We are dedicated to the study of transport mechanisms in the human placenta and their alterations in pathological conditions.
The placenta is an organ that mediates between the mother and the fetus, allowing the exchange of gases and nutrients to ensure the baby's growth, protect it from infections and potentially harmful substances, provide support and mechanical protection, and offer the appropriate microenvironment for the normal development and growth within the mother. However, under certain circumstances, it can be the origin of serious pathological alterations in the mother and/or the fetus. One of these pathologies is Preeclampsia.
Preeclampsia is an exclusive disorder of human gestation, with an incidence causing significant maternal and fetal morbidity and mortality. It occurs in all populations with a general incidence varying between 5 and 7%. According to estimates from the WHO, preeclampsia is responsible for more than 200,000 maternal deaths per year worldwide and is associated with a 20-fold increase in perinatal mortality. In Argentina, preeclampsia accounts for 13.2% of all pathological pregnancies. According to data published by the Ministry of Health in 2010, hypertensive disorders, along with hemorrhages and infections, are the main causes of maternal morbidity and mortality.

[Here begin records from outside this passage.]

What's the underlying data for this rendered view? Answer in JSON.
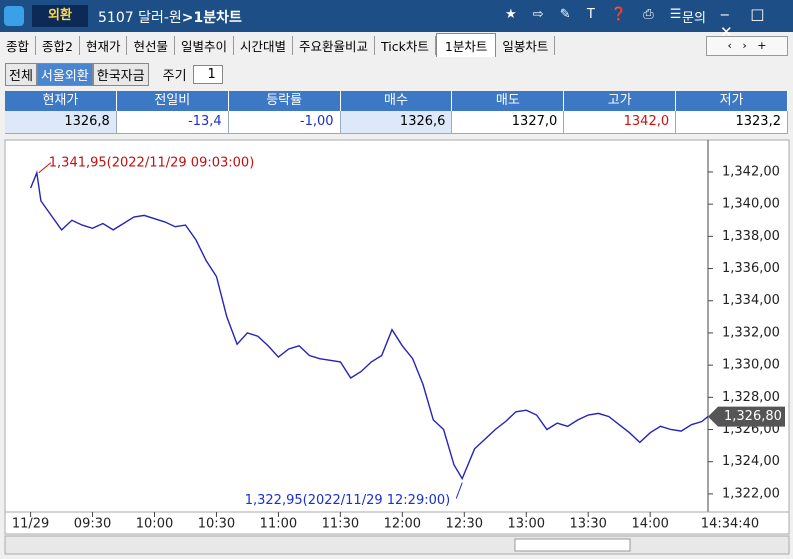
{
  "window": {
    "tab": "외환",
    "title_prefix": "5107 달러-원",
    "title_suffix": ">1분차트",
    "help": "문의"
  },
  "tabs": [
    "종합",
    "종합2",
    "현재가",
    "현선물",
    "일별추이",
    "시간대별",
    "주요환율비교",
    "Tick차트",
    "1분차트",
    "일봉차트"
  ],
  "active_tab": 8,
  "toolbar": {
    "markets": [
      "전체",
      "서울외환",
      "한국자금"
    ],
    "selected_market": 1,
    "period_label": "주기",
    "period": "1"
  },
  "quote": {
    "headers": [
      "현재가",
      "전일비",
      "등락률",
      "매수",
      "매도",
      "고가",
      "저가"
    ],
    "values": [
      "1326,8",
      "-13,4",
      "-1,00",
      "1326,6",
      "1327,0",
      "1342,0",
      "1323,2"
    ],
    "colors": [
      "#000000",
      "#1a2fd0",
      "#1a2fd0",
      "#000000",
      "#000000",
      "#d01010",
      "#000000"
    ]
  },
  "chart_data": {
    "type": "line",
    "color": "#2424b8",
    "x": [
      "09:00",
      "09:03",
      "09:05",
      "09:10",
      "09:15",
      "09:20",
      "09:25",
      "09:30",
      "09:35",
      "09:40",
      "09:45",
      "09:50",
      "09:55",
      "10:00",
      "10:05",
      "10:10",
      "10:15",
      "10:20",
      "10:25",
      "10:30",
      "10:35",
      "10:40",
      "10:45",
      "10:50",
      "10:55",
      "11:00",
      "11:05",
      "11:10",
      "11:15",
      "11:20",
      "11:25",
      "11:30",
      "11:35",
      "11:40",
      "11:45",
      "11:50",
      "11:55",
      "12:00",
      "12:05",
      "12:10",
      "12:15",
      "12:20",
      "12:25",
      "12:29",
      "12:35",
      "12:40",
      "12:45",
      "12:50",
      "12:55",
      "13:00",
      "13:05",
      "13:10",
      "13:15",
      "13:20",
      "13:25",
      "13:30",
      "13:35",
      "13:40",
      "13:45",
      "13:50",
      "13:55",
      "14:00",
      "14:05",
      "14:10",
      "14:15",
      "14:20",
      "14:25",
      "14:28"
    ],
    "values": [
      1341,
      1341.95,
      1340.2,
      1339.3,
      1338.4,
      1339,
      1338.7,
      1338.5,
      1338.8,
      1338.4,
      1338.8,
      1339.2,
      1339.3,
      1339.1,
      1338.9,
      1338.6,
      1338.7,
      1337.8,
      1336.5,
      1335.5,
      1333,
      1331.3,
      1332,
      1331.8,
      1331.2,
      1330.5,
      1331,
      1331.2,
      1330.6,
      1330.4,
      1330.3,
      1330.2,
      1329.2,
      1329.6,
      1330.2,
      1330.6,
      1332.2,
      1331.2,
      1330.4,
      1328.8,
      1326.6,
      1326,
      1323.8,
      1322.95,
      1324.8,
      1325.4,
      1326,
      1326.5,
      1327.1,
      1327.2,
      1326.9,
      1326,
      1326.4,
      1326.2,
      1326.6,
      1326.9,
      1327,
      1326.8,
      1326.3,
      1325.8,
      1325.2,
      1325.8,
      1326.2,
      1326,
      1325.9,
      1326.3,
      1326.5,
      1326.8
    ],
    "xlim": [
      "08:51",
      "14:28"
    ],
    "xticks": [
      {
        "value": "09:00",
        "label": "11/29"
      },
      "09:30",
      "10:00",
      "10:30",
      "11:00",
      "11:30",
      "12:00",
      "12:30",
      "13:00",
      "13:30",
      "14:00"
    ],
    "ylim": [
      1321,
      1343.8
    ],
    "yticks": [
      {
        "value": 1322,
        "label": "1,322,00"
      },
      {
        "value": 1324,
        "label": "1,324,00"
      },
      {
        "value": 1326,
        "label": "1,326,00"
      },
      {
        "value": 1328,
        "label": "1,328,00"
      },
      {
        "value": 1330,
        "label": "1,330,00"
      },
      {
        "value": 1332,
        "label": "1,332,00"
      },
      {
        "value": 1334,
        "label": "1,334,00"
      },
      {
        "value": 1336,
        "label": "1,336,00"
      },
      {
        "value": 1338,
        "label": "1,338,00"
      },
      {
        "value": 1340,
        "label": "1,340,00"
      },
      {
        "value": 1342,
        "label": "1,342,00"
      }
    ],
    "high_annotation": "1,341,95(2022/11/29 09:03:00)",
    "low_annotation": "1,322,95(2022/11/29 12:29:00)",
    "last_label": "1,326,80",
    "time_label": "14:34:40"
  }
}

Despite its importance in terms of public health and decades of research, the pathogenic mechanisms involving its development and progression are not fully determined. It is currently defined solely by the presence of clinical symptoms, making its diagnosis relatively weak, and prediction is not possible yet.
Many studies point to the placenta as a necessary participant in the pathogenesis of preeclampsia, as the disease generally resolves within 24-48 hours after its expulsion. Although the exact role of the placenta in the development of this gestational disorder is not yet fully understood, it is known that defective placentation is one of its main characteristics. Our main interest is focused on regulating the expression and functionality of placental transporters to establish new hypotheses that allow us to understand the mechanisms involved in the establishment of this gestational disorder.